The question now facing us is whether global capitalism and Western democracy can follow the Stern report's recommendations, and make the limited economic adjustments necessary to keep global warming within bounds that will allow us to preserve our system in a recognizable form; or whether our system is so dependent on unlimited consumption that it is by its nature incapable of demanding even small sacrifices from its present elites and populations. [emphasis mine]
Lieven correctly identifies one of the key structural weaknesses that serves to undo empire: sclerotic inability to adapt to change - a plague of rigidity in the face of new and unforseen challenges. Western democracy, infused with capitalism, has proven to be a flexible, adaptive model capable of overcoming most new obstacles thrown in its path, but it is not without its own ossifications.

In particular, we must find a more efficient means of overcoming the will of a small, but disproportionately powerful and wealthy clique, that pushes its narrow interests ahead of the common good - at least when the end results could be so disastrous. Reconciling the vast disparaties in power inherent in the current iteration of our political/economic model with environmental exigencies, such as global warming, will prove to be the crucible.

A glimpse at failure for the test takers:
If the conservative estimates of the Stern report are correct, then already by 2050 the effects of climate change may be such as to wreck the societies of Pakistan and Bangladesh; and if these states collapse, how can India and other countries possibly insulate themselves? [...]

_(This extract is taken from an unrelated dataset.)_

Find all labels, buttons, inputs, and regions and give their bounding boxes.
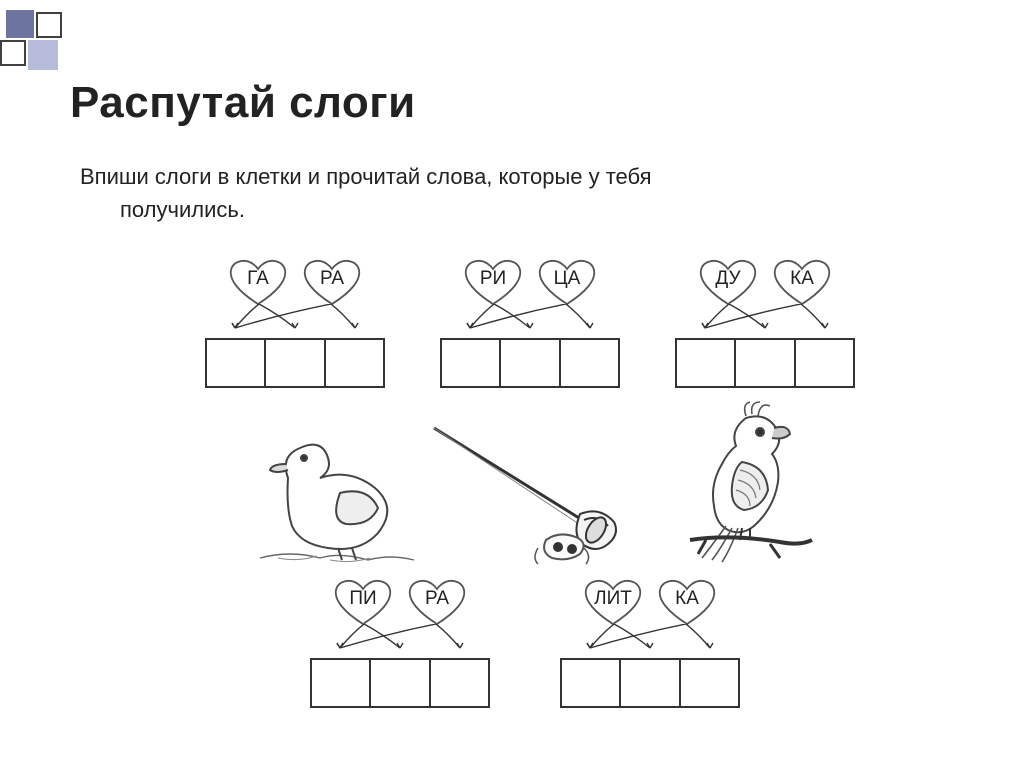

And this is only to examine the likely medium-term consequences of climate change. For the further future, the report predicts that if we continue with business as usual, then the rise in average global temperature could well top 5 degrees Celsius. To judge by what we know of the history of the world's climate, this would almost certainly lead to the melting of the polar ice caps, and a rise in sea levels of up to 25 meters.

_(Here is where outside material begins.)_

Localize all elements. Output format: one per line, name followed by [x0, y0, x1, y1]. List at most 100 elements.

As pointed out by Al Gore in "An Inconvenient Truth," this would mean the end of many of the world's greatest cities. The resulting human migration could be on such a scale as to bring modern civilization to an end.

If this comes to pass, what will our descendants make of a political and media culture that devotes little attention to this threat when compared with sports, consumer goods, leisure and a threat from terrorism that is puny by comparison? Will they remember us as great paragons of human progress and freedom? They are more likely to spit on our graves.

Underlying Western free-market democracy, and its American form in particular, is the belief that this system is of permanent value to mankind: a "New Order of the Ages," as the motto on the U.S. Great Seal has it. It is not supposed to serve only the short-term and selfish interests of existing Western populations. If our system is indeed no more than that, then it will pass from history even more utterly than Confucian China — and will deserve to do so.
It's decision making time. Actually, we're already late for that appointment. At least for the people that used to live on Lohachara island:

Rising seas, caused by global warming, have for the first time washed an inhabited island off the face of the Earth. The obliteration of Lohachara island, in India's part of the Sundarbans where the Ganges and the Brahmaputra rivers empty into the Bay of Bengal, marks the moment when one of the most apocalyptic predictions of environmentalists and climate scientists has started coming true. [...]

Eight years ago, as exclusively reported in The Independent on Sunday, the first uninhabited islands - in the Pacific atoll nation of Kiribati - vanished beneath the waves. The people of low-lying islands in Vanuatu, also in the Pacific, have been evacuated as a precaution, but the land still juts above the sea. The disappearance of Lohachara, once home to 10,000 people, is unprecedented.
The canaries are dropping like flies.